Lithuania will chair the Managing Committee of the programme: its task is to supervise the implementation and provide guidelines to subordinate expert tasks forces which will be developing technical requirements.
“As the ones who hold the eastern border of NATO, we find it particularly important that allied troops with equipment are able to come to our help in case of a crisis without facing bureaucratic procedural obstacles when crossing EU states’ borders. When the agreement we have just signed is implemented, allies crossing the borders of the signatory countries will have to comply with the same rules, follow the same procedures, and meet the same timeline,” Minister of National Defence Raimundas Karoblis says. “Being placed in the lead of the programme is a sign of estimation because the current terms for border-crossing of military equipment in Lithuania are among the least time-consuming in the EU, which means we have best practices to share with other members.”
According to Minister, the simplified procedures of military movement should be in force in case of EU operations and missions, as well as of other bilateral and multinational formats, too.
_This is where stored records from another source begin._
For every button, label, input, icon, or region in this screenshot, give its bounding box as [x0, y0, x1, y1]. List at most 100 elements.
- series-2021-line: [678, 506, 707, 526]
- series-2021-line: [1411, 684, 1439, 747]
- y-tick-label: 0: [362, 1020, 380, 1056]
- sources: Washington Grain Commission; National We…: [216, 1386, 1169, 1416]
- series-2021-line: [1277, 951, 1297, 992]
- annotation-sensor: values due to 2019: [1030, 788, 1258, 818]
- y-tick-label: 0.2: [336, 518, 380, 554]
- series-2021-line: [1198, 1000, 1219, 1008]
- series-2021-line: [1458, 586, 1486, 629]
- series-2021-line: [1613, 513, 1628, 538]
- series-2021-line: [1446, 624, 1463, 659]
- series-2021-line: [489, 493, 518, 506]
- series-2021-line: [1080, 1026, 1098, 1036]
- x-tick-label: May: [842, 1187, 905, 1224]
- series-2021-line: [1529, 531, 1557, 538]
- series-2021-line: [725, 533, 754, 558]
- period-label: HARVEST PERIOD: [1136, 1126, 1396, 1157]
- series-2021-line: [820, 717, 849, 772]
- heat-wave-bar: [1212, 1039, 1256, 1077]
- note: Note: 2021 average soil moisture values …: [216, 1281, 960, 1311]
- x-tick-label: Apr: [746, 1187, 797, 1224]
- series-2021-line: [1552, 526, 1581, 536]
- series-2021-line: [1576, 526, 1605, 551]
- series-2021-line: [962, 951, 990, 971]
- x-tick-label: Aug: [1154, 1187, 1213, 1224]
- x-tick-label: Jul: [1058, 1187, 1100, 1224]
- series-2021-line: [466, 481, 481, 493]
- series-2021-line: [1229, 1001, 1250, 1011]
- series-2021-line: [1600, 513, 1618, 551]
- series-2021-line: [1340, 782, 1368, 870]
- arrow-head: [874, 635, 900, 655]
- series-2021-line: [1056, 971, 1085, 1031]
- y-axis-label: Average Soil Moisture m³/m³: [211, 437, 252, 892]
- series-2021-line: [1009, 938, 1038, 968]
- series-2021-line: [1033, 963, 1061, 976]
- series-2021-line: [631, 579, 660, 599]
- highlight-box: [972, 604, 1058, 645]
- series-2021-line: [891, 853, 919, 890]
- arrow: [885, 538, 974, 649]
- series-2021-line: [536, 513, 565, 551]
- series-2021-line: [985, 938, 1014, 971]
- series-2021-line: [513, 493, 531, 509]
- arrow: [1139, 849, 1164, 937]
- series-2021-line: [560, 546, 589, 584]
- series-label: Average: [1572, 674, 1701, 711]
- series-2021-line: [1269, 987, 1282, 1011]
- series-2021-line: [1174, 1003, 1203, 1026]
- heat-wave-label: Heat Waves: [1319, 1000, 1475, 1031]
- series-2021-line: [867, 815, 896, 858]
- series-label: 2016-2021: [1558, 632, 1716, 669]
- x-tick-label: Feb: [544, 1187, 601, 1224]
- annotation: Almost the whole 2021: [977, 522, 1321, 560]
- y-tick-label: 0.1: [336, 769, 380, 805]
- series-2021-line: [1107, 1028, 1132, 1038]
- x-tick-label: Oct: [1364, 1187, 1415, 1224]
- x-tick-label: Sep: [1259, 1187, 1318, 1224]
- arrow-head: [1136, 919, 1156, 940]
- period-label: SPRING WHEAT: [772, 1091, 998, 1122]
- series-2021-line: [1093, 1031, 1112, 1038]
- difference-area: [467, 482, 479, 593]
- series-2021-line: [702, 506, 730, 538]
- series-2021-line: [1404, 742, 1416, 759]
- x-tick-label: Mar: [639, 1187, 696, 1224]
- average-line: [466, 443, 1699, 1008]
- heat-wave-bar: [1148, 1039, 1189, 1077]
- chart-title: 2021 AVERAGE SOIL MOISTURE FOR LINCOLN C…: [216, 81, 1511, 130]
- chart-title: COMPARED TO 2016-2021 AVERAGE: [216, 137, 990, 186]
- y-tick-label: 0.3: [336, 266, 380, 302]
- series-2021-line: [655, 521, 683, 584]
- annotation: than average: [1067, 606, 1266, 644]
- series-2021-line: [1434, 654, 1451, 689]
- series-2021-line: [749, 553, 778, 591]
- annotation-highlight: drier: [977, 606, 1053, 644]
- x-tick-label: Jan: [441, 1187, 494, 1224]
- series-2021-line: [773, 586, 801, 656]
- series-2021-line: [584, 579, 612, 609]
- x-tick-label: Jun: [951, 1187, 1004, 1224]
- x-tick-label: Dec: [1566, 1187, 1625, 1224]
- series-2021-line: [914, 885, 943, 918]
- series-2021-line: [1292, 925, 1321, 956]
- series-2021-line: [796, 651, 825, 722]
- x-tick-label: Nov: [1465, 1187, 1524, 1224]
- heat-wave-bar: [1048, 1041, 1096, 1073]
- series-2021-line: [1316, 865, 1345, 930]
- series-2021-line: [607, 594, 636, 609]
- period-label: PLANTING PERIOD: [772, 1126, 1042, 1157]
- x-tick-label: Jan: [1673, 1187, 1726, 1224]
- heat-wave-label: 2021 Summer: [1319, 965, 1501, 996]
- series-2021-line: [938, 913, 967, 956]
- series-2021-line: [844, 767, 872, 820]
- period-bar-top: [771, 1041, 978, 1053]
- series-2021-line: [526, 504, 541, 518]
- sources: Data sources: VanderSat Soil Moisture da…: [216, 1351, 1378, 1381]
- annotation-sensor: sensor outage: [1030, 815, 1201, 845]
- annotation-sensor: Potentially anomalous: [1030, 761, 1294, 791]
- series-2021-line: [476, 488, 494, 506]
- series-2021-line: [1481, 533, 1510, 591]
According to him, Lithuania will use the lead to concert and simplify military mobility procedures among EU countries over the next two years and to develop an advance permit system, similar to diplomatic permits for flights.
Currently Lithuania has one of the quickest border-crossing procedures for military equipment in the EU – within 24 hours in case of emergency and 5 days in ordinary cases. On certain occasions, e.g., for NATO Response Force flights, permits can be issued at no notice.
To date, countries contributing to the military mobility procedures simplification programme are Austria, Belgium, Bulgaria, the Czech Republic, Estonia, Spain, Croatia, Lithuania, Luxembourg, the Netherlands, Portugal, Slovakia, Sweden, and Romania. Other EU member states will join in when they finish internal coordination.